Kanan's p.o.v.
After a long day the pizzeria closed for the night. Also we will not be alone tonight because I found out that there are security cameras everywhere so I bet there will be a security guard. Maybe he can help us.
Rex's p.o.v.
I'm about to start my first night on the job when I get a message from my boss Chopper.
"Hello? Uh...Hello? Uh I went to record a message for you to help you get settled in on your first night.
I actually worked in that office before you. I'm finishing my last week now as a matter of fact.
So I know it can be a bit overwhelming but I'm here to tell you have nothing to worry about.
Why would I be worried
You'll be fine!
So let's just focus on getting you through your first week.
Ok let's see, Firstly an introductory greeting from the company that I'm supposed to read.
It's kind of a legal thing. You know. Welcome to Kanan Fazbear's Pizza a magical place where kids and grown ups alike where fantasy and fun come to life.

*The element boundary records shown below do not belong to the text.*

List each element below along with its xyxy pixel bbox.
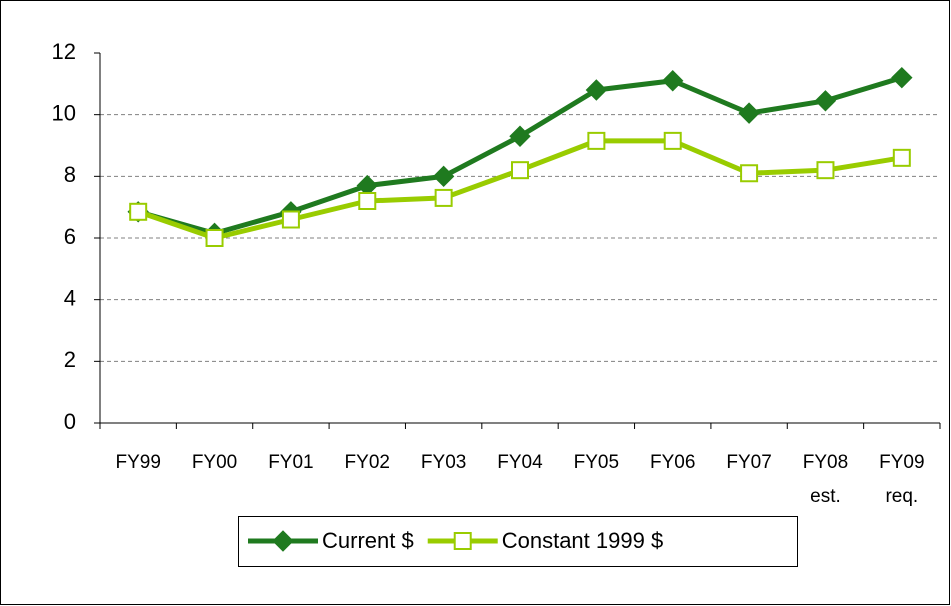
marker <box>891 66 913 89</box>
y-tick-label: 2 <box>64 347 76 372</box>
x-tick-label: FY05 <box>574 452 619 473</box>
x-tick-label: est. <box>810 486 841 507</box>
y-tick-label: 4 <box>64 285 76 310</box>
marker <box>432 165 455 188</box>
x-tick-label: FY04 <box>497 452 543 473</box>
marker <box>892 148 911 167</box>
marker <box>738 102 760 124</box>
marker <box>740 164 759 183</box>
marker <box>814 90 837 112</box>
marker <box>281 210 300 229</box>
x-tick-label: FY07 <box>726 452 771 473</box>
marker <box>816 161 835 180</box>
marker <box>587 131 606 150</box>
marker <box>663 131 682 150</box>
x-tick-label: FY06 <box>650 452 695 473</box>
x-tick-label: FY00 <box>192 452 237 473</box>
marker <box>511 161 529 180</box>
x-tick-label: FY02 <box>345 452 390 473</box>
x-tick-label: FY09 <box>879 452 924 473</box>
x-tick-label: req. <box>885 486 918 507</box>
x-tick-label: FY08 <box>803 452 848 473</box>
x-tick-label: FY01 <box>268 452 313 473</box>
y-tick-label: 8 <box>64 162 76 187</box>
y-tick-label: 6 <box>64 224 76 249</box>
marker <box>509 125 531 147</box>
marker <box>205 229 224 247</box>
legend-label: Current $ <box>322 528 414 553</box>
marker <box>434 188 453 207</box>
marker <box>358 192 377 210</box>
marker <box>662 70 684 92</box>
marker <box>272 530 294 552</box>
x-tick-label: FY03 <box>421 452 466 473</box>
marker <box>585 79 608 101</box>
y-tick-label: 10 <box>52 100 76 125</box>
legend-box <box>238 516 798 567</box>
legend-label: Constant 1999 $ <box>502 528 663 553</box>
y-tick-label: 0 <box>64 409 76 434</box>
x-tick-label: FY99 <box>115 452 160 473</box>
y-tick-label: 12 <box>52 39 76 64</box>
marker <box>453 532 472 550</box>
marker <box>129 202 148 221</box>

Fazbear entertainment is not responsible for damage to property or person.
Upon the discovery that damage or death has occurred.
Wait what?
A missing person report will be filed within 90 days or as soon property and premises have been throughly cleaned and bleached and the carpets have been replaced.
Blah blah blah.
Now that might sound bad I know, but there's really nothing to worry about.
The animatronics characters do get quirky at night
Ok that's bad
But do I blame them? No. If I were forced to sing those same stupid songs for 20 years and I never got a bath?
I'd probably get a bit irritated at night too. So remember, these characters hold a special place in the hearts of children and we need to show them a little respect, right? Okay.
So just to be aware, the characters do tend to wonder a bit. They're left in some kind of free roaming mode at night.
Something about there servos locking up if they get turned off to long.
They used to be allowed to walk around the whole building during the day too. But then there was the bite of 83 and now they just walk around in the stage area.
Yeah. It's amazing that the human body can live without that frontal lobe. You know.
No I don't know.
Now concerning your safety.
The only real risk to you as a night watchman here is the fact that these characters if they happen to see you after hours probably won't recognize you as a person...They'll p-most likely see you as a metal endoskeleton without its costume on.
Now since that's against the rules here at Kanan Fazbear's Pizza, they'll probably try to...forcefully stuff you inside a Kanan Fazbear suit.
Wait douse that mean there going to kill me.
Now that wouldn't be so bad if the suits themselves weren't filled with crossbeams, wires and animatronic devices especially around the facial area so you could imagine how having your head forcefully pressed inside one of those could cause a bit of discomfort....and Death.